I have them in 2 392s. I provided a set to a well respected SoCal engine builder (now deceased) when he was building a motor for me. He insisted on using the original style, as …”they were more reliable.” , so he did, and two started leaking while on the break-in stand. I replaced all with the Hot-heads plugs and have had no problems in the last 15 years.
Thank you! 112K That's awesome! What motor you running? Carb? Cam Specs, Bored?....if a 331 Mines a 331, I was instructed to go with a single 4 barrel so changed the 2x4 plate......I have a Holley Street Warrior 600. I'm .060 over with a 270 Isky Mega Grind 221/221 465/465 lift 111 Cam, 10 to 1, Stenke Roller Rockers. Hot Heads Heads & Intake. I didn't build it and not a motor guy. Hope it runs strong.....
Hey, coop46; IIRC, when HR & I discussed these, at least one, if not 2, of them was a bear to do, since there was almost no room for the-back-bracket, so it had to be real thin. HR might remember the thickness he got away with. If he doesn't, just measure carefully. Marcus...
I think I would stick with the old school plugs, more surface area to seal against rough surfaces, just my .2 cents
For Desoto291. The plugs stayed in from the factory because were in a stock motor that more than likely were on an automatic trans with perhaps 180 hp. they worked fine, but when you double the hp like we all do the stock plugs do not like that, and pop out. Mostly the center plug on the passenger side, especially with a chevy waterpump. Ask me how i know.
If these were the cup style plugs i would agree, but these disk type plugsin a hemi can be a real pain in the****. My engine builder put in the stock plugs and we hadnothing but problems. after two failures, we took all the plugs out and insralled new ones with JB weld to seal them. Guess what, those popped out too. Now we have the Hot Heads plugs in and no problems. We have another Hemi in the works and will either use the Ho Heads plugs or have the holes in the block machined to accept the later cup plugs.

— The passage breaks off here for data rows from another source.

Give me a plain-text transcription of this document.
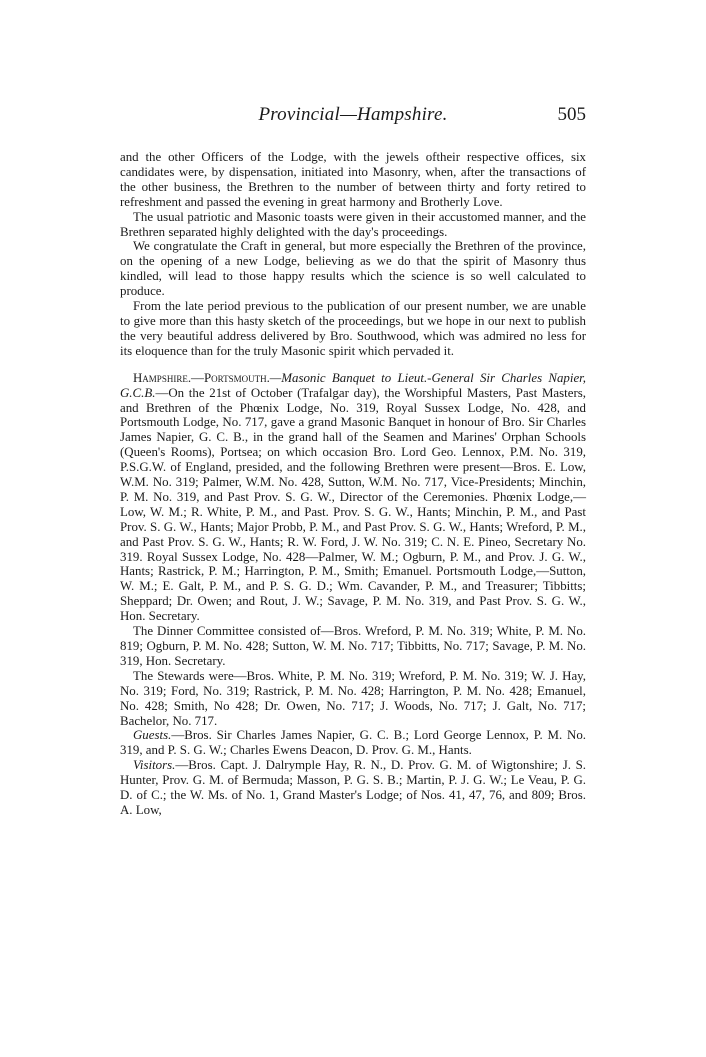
Provincial—Hampshire.	505

and the other Officers of the Lodge, with the jewels oftheir respective offices, six candidates were, by dispensation, initiated into Masonry, when, after the transactions of the other business, the Brethren to the number of between thirty and forty retired to refreshment and passed the evening in great harmony and Brotherly Love.

The usual patriotic and Masonic toasts were given in their accustomed manner, and the Brethren separated highly delighted with the day's proceedings.

We congratulate the Craft in general, but more especially the Brethren of the province, on the opening of a new Lodge, believing as we do that the spirit of Masonry thus kindled, will lead to those happy results which the science is so well calculated to produce.

From the late period previous to the publication of our present number, we are unable to give more than this hasty sketch of the proceedings, but we hope in our next to publish the very beautiful address delivered by Bro. Southwood, which was admired no less for its eloquence than for the truly Masonic spirit which pervaded it.

Hampshire.—Portsmouth.—Masonic Banquet to Lieut.-General Sir Charles Napier, G.C.B.—On the 21st of October (Trafalgar day), the Worshipful Masters, Past Masters, and Brethren of the Phœnix Lodge, No. 319, Royal Sussex Lodge, No. 428, and Portsmouth Lodge, No. 717, gave a grand Masonic Banquet in honour of Bro. Sir Charles James Napier, G. C. B., in the grand hall of the Seamen and Marines' Orphan Schools (Queen's Rooms), Portsea; on which occasion Bro. Lord Geo. Lennox, P.M. No. 319, P.S.G.W. of England, presided, and the following Brethren were present—Bros. E. Low, W.M. No. 319; Palmer, W.M. No. 428, Sutton, W.M. No. 717, Vice-Presidents; Minchin, P. M. No. 319, and Past Prov. S. G. W., Director of the Ceremonies. Phœnix Lodge,—Low, W. M.; R. White, P. M., and Past. Prov. S. G. W., Hants; Minchin, P. M., and Past Prov. S. G. W., Hants; Major Probb, P. M., and Past Prov. S. G. W., Hants; Wreford, P. M., and Past Prov. S. G. W., Hants; R. W. Ford, J. W. No. 319; C. N. E. Pineo, Secretary No. 319. Royal Sussex Lodge, No. 428—Palmer, W. M.; Ogburn, P. M., and Prov. J. G. W., Hants; Rastrick, P. M.; Harrington, P. M., Smith; Emanuel. Portsmouth Lodge,—Sutton, W. M.; E. Galt, P. M., and P. S. G. D.; Wm. Cavander, P. M., and Treasurer; Tibbitts; Sheppard; Dr. Owen; and Rout, J. W.; Savage, P. M. No. 319, and Past Prov. S. G. W., Hon. Secretary.

The Dinner Committee consisted of—Bros. Wreford, P. M. No. 319; White, P. M. No. 819; Ogburn, P. M. No. 428; Sutton, W. M. No. 717; Tibbitts, No. 717; Savage, P. M. No. 319, Hon. Secretary.

The Stewards were—Bros. White, P. M. No. 319; Wreford, P. M. No. 319; W. J. Hay, No. 319; Ford, No. 319; Rastrick, P. M. No. 428; Harrington, P. M. No. 428; Emanuel, No. 428; Smith, No 428; Dr. Owen, No. 717; J. Woods, No. 717; J. Galt, No. 717; Bachelor, No. 717.

Guests.—Bros. Sir Charles James Napier, G. C. B.; Lord George Lennox, P. M. No. 319, and P. S. G. W.; Charles Ewens Deacon, D. Prov. G. M., Hants.

Visitors.—Bros. Capt. J. Dalrymple Hay, R. N., D. Prov. G. M. of Wigtonshire; J. S. Hunter, Prov. G. M. of Bermuda; Masson, P. G. S. B.; Martin, P. J. G. W.; Le Veau, P. G. D. of C.; the W. Ms. of No. 1, Grand Master's Lodge; of Nos. 41, 47, 76, and 809; Bros. A. Low,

Mine is a 392. There are two quads on the tunnel ram, but I'm only running on one (watch and see what THAT stirs up!). The second carb is just "window dressing" and has a thin copper plate under it to block off air flow. If you look at your tunnel ram, you'll see the plenum is nearly large enough to stick your whole forearm into. Never had any issues with it running lean, and my spark plugs last 8 years or more. I rescued the engine from a tractor puller in MN. It had been badly beaten, and needed to be bored .040 to clean it up. It's been 24 years since I built it, and my memory isn't what it used to be... I think the cam is a 280/224 with just slightly above stock lift? Can't remember the name of the place I got it from... Parts Warehouse in CA? They had a separate Hemi parts catalog, and I got a lot of my parts from them. It has stock hydraulic lifters, stock push rods, stock rods, and Egge 10:1 cast pistons with chrome/moly rings. I built it to be a 100,000 mile engine, so I win on that front. It has been in 25 states under it's own power. My T is Fad style and not traditional.